02-sommerempfangDie höchste Repräsentantin der weltweit größten lutherischen Kirche

Als 70. Erzbischof von Uppsala ist Dr. Antje Jackelén höchste Repräsentantin der weltweit größten lutherischen Kirche. Von den 9,6 Millionen Schweden gehören ihr rund 70 Prozent an.
Jackelén hat die deutsche und die schwedische Staatsbürgerschaft. „Ich habe es als etwas Positives erlebt, mehr als eine Identität und mehrere Perspektiven zu haben“, erzählt sie in einem Online-Interview der schwedischen Kirche.
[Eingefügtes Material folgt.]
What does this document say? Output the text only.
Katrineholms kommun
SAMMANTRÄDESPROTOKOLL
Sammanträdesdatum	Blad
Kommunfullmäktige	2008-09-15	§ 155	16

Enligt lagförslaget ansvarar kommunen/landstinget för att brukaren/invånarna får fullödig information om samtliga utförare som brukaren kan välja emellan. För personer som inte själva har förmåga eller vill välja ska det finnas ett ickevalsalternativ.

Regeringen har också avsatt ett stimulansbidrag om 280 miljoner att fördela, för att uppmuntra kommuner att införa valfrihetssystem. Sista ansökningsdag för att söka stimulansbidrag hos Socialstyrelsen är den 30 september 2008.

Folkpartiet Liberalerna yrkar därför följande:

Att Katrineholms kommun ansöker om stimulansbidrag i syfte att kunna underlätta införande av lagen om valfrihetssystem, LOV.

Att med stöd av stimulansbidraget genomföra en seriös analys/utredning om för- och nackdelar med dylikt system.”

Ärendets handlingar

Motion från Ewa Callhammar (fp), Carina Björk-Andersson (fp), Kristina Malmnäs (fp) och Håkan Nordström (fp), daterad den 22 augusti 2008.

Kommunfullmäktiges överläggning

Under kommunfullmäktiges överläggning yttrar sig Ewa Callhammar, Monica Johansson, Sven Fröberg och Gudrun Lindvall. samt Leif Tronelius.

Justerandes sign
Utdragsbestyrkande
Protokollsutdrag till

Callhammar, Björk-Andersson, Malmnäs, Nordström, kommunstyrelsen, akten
Die Erzbischöfin ist im westfälischen Herdecke geboren (1955). Nach dem Abitur in Wetter an der Ruhr studierte sie Theologie an der Kirchlichen Hochschule Bielefeld-Bethel, in Tübingen und in Uppsala. Zur Pastorin der Schwedischen Kirche wurde sie 1980 ordiniert.
Anschließend war Jackelén, die mit einem schwedischen Pastor verheiratet ist und zwei Töchter hat, in der Kirchengemeinde Tyresö (Bistum Stockholm), in Gardstånga (Bistum Lund) und in der Domgemeinde Lund tätig. 2007 wurde sie zur Bischöfin der südschwedischen Diözese Lund geweiht.
Die promovierte Theologin lehrte von 2001 bis 2003 als Professorin für Systematische Theologie, Religion und Wissenschaft an der Lutherischen Theologischen Hochschule von Chicago. Anschließend war sie Professorin und Direktorin des Zygon-Zentrums für Religion und Wissenschaft in Chicago.